Ikzelf had allemaal losse zakjes beschreven met de data van december en was bij Jamin allemaal losse snoepjes en chocolaatjes gaan halen. Ik vond het super eng die producten überhaupt te kopen, laat staan weer te proeven. Deze producten had ik mezelf voor een flink lange tijd ontzegt, hooguit een keer op als het in de kliniek ‘moest’. Nu zou het mijn eigen keuze gaan zijn. Om niet de engste dingen pas in de laatste zakjes te doen, vroeg ik een goede vriendin me te helpen. Ik gaf haar een zakje, zij stopte er een random snoepje in.
Eén december was eng, 2, 3, en 4 december waren dat ook. Maar langzamerhand begon het te wennen en toen ook de weegschaal uitwees dat deze ‘extraatjes’ niets met me deden werd het makkelijker. Aan het einde van de maand had ik 31 verschillende dingen geproefd, wie had dat gedacht! Sommige dingen vond ik minder lekker dan de andere, iets waar ik voorheen van in paniek was geraakt maar waar ik mezelf op dit punt echt mee verraste. Ik steeds een beetje meer te vertrouwen op mijn eigen smaak, en dat heeft me in de latere stappen van het gaan ‘eten op gevoel’ echt enorm geholpen.

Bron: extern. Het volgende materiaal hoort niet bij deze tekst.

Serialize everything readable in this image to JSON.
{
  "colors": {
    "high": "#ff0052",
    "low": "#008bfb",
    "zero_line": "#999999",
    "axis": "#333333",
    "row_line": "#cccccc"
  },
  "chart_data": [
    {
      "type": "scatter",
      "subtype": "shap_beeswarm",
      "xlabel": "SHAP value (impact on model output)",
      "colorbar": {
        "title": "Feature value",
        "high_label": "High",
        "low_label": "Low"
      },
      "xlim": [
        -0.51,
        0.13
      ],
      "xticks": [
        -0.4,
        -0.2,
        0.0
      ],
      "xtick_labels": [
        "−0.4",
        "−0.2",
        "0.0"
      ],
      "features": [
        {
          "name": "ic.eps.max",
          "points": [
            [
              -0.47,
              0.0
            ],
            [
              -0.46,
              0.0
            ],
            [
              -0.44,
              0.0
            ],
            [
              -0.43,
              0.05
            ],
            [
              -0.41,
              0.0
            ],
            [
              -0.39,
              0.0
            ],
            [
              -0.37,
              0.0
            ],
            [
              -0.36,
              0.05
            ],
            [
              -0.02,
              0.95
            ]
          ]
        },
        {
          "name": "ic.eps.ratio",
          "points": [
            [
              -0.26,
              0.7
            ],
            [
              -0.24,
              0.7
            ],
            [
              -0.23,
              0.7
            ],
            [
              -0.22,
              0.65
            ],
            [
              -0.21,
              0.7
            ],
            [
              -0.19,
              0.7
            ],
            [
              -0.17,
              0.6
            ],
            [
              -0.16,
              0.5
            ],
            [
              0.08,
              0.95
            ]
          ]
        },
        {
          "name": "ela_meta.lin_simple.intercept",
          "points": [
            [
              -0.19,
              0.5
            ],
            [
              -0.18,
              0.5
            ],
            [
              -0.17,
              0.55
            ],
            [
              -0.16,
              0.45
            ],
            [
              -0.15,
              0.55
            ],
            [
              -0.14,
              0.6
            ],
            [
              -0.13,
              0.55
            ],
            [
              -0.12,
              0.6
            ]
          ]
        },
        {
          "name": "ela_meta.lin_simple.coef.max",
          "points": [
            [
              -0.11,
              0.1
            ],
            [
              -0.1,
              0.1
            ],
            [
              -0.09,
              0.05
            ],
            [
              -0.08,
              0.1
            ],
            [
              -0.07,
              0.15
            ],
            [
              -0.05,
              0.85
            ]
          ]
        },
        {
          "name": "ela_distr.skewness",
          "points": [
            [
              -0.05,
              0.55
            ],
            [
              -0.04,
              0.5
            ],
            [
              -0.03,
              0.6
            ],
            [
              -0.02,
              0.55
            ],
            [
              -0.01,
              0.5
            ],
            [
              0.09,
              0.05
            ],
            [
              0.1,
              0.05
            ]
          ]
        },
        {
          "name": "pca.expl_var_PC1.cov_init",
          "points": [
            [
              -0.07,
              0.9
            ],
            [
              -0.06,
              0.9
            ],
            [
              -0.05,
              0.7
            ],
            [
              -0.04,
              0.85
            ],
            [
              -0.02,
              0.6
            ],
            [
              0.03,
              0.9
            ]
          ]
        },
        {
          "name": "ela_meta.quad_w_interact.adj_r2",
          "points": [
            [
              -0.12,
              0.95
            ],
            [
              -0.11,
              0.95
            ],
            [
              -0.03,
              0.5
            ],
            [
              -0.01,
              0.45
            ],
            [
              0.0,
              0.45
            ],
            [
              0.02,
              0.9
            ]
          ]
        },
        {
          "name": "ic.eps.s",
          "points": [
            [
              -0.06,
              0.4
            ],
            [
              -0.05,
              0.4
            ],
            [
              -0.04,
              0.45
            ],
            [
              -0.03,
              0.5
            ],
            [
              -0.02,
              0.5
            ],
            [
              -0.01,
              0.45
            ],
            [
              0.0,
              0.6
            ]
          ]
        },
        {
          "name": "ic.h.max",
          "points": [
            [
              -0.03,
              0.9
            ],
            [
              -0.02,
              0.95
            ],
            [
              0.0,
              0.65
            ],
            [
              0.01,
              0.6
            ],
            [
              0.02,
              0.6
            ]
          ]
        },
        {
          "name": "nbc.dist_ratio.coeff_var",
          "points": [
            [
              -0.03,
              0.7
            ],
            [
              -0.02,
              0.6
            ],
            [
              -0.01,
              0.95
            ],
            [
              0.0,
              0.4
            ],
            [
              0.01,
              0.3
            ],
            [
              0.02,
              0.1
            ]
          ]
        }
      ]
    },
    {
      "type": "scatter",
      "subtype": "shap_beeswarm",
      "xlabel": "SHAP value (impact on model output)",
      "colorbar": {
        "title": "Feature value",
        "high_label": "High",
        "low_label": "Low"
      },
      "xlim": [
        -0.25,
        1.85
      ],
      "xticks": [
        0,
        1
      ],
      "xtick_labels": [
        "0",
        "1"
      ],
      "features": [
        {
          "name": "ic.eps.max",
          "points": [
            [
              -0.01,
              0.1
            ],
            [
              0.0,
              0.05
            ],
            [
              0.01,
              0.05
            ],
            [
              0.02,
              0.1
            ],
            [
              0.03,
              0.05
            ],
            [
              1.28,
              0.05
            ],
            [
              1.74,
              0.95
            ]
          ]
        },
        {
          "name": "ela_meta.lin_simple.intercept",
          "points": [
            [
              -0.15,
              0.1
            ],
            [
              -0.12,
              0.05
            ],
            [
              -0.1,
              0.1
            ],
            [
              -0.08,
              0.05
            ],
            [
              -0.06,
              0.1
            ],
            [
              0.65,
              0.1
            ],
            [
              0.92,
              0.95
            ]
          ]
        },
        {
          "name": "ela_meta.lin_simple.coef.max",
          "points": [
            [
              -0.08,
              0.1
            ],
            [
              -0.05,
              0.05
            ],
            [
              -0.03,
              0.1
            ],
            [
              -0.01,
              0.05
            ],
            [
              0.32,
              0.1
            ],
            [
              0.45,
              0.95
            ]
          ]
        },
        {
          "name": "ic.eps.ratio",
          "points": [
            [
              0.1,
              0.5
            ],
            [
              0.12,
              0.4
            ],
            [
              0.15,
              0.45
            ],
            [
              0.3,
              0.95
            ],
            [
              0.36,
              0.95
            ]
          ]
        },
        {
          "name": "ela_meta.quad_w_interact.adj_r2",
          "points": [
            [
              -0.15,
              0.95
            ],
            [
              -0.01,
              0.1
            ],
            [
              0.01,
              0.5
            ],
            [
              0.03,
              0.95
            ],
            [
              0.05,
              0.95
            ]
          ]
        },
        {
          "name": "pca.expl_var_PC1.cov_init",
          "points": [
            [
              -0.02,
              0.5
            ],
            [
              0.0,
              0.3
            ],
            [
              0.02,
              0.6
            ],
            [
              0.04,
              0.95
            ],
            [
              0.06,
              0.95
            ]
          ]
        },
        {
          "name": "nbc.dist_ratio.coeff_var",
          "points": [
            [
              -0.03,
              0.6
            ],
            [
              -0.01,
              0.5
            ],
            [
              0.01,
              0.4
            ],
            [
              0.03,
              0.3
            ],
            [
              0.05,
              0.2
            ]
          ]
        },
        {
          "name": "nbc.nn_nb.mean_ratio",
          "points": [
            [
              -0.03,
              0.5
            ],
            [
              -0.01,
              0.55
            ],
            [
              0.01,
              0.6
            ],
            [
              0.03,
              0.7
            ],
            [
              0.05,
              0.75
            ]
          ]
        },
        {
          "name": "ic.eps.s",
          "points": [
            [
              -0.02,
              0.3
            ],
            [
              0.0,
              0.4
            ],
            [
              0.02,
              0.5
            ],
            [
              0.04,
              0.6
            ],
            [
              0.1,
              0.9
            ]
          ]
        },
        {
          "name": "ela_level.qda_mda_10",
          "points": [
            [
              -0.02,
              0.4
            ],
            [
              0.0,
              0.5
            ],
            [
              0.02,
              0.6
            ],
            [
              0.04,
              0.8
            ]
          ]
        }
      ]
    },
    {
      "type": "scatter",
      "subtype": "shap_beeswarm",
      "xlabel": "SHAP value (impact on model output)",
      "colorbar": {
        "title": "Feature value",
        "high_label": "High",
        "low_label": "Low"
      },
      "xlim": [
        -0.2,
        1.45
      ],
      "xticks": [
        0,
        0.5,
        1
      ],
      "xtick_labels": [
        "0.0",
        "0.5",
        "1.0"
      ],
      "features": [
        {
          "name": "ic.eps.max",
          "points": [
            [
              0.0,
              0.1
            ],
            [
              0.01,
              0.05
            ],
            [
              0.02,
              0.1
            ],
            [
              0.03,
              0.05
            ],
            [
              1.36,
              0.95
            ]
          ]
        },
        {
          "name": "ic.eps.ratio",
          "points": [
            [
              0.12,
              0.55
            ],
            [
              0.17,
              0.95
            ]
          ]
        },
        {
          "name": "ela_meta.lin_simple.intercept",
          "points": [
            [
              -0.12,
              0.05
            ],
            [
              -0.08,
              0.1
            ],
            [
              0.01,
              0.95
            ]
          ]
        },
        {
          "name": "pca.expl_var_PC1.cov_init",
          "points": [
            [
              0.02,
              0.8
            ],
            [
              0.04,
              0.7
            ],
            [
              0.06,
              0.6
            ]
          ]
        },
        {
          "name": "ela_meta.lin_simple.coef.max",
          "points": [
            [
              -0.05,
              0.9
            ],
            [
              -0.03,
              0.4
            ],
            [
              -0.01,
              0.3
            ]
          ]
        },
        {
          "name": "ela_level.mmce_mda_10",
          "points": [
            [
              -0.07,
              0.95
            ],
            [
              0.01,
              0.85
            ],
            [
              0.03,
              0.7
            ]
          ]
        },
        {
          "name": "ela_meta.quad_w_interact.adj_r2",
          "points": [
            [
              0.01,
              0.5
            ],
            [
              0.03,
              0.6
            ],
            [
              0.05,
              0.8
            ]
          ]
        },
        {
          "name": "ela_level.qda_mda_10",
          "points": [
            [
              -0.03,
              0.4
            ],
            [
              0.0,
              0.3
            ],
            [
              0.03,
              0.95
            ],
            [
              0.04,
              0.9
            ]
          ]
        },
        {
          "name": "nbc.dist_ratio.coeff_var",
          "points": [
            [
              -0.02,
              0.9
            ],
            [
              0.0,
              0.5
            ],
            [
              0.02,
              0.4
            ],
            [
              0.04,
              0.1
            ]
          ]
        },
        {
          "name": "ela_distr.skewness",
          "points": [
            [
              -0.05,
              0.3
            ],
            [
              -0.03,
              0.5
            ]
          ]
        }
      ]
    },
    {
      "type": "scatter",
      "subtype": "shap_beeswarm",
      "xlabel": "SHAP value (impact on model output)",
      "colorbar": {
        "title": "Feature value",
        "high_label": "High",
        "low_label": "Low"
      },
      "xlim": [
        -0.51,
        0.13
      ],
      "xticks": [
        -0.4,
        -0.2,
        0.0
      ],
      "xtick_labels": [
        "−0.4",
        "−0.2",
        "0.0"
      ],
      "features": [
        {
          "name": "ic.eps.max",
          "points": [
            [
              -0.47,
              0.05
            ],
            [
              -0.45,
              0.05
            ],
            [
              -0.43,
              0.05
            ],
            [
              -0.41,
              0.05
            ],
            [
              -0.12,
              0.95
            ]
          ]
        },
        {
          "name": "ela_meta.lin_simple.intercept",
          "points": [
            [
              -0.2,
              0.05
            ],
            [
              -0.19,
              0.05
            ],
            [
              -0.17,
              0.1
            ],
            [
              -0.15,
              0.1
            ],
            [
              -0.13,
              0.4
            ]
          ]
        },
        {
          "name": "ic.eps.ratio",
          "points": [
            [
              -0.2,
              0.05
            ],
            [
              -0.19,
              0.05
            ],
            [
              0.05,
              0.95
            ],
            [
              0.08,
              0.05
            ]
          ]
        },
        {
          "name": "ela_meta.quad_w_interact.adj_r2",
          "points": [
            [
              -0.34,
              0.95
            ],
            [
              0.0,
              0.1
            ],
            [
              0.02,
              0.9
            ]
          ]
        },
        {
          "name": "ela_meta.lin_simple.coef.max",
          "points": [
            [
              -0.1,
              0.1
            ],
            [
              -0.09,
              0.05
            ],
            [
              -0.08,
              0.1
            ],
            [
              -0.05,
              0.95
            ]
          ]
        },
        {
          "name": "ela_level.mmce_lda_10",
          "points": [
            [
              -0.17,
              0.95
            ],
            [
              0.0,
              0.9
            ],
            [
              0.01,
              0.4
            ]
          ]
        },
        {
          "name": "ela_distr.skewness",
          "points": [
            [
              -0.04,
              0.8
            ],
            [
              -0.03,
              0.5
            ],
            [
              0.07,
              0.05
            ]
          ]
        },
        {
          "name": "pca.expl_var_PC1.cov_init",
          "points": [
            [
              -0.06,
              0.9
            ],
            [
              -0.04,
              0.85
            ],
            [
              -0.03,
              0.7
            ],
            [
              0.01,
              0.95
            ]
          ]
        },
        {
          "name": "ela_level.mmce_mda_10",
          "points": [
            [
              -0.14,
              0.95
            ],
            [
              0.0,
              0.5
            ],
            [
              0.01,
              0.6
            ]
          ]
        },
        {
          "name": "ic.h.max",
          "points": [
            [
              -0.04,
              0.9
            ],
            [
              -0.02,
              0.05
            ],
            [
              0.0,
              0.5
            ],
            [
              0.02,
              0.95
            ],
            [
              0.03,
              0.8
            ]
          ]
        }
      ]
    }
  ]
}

De reden dat ik het adventskalender idee wilde delen is: het is anti-controle. Met welke uitdaging je hem ook invult, de eetstoornis vindt het k*t niet te weten wat er precies bij welke dag hoort. Dus als jij op het punt staat die controle te willen gaan loslaten, op welke manier dan ook: het is weer bijna december!
Ik kan me voorstellen dat het bijvoorbeeld ook zou kunnen werken bij het variëren in (wel volwaardige) tussendoortje, of briefjes met ideeën voor beleg of het avondeten. Jouw keuze en jouw vorm, ga je de uitdaging aan? Herstellen van een eetstoornis is niet leuk, maar je kunt het wel zo ‘leuk’ mogelijk maken.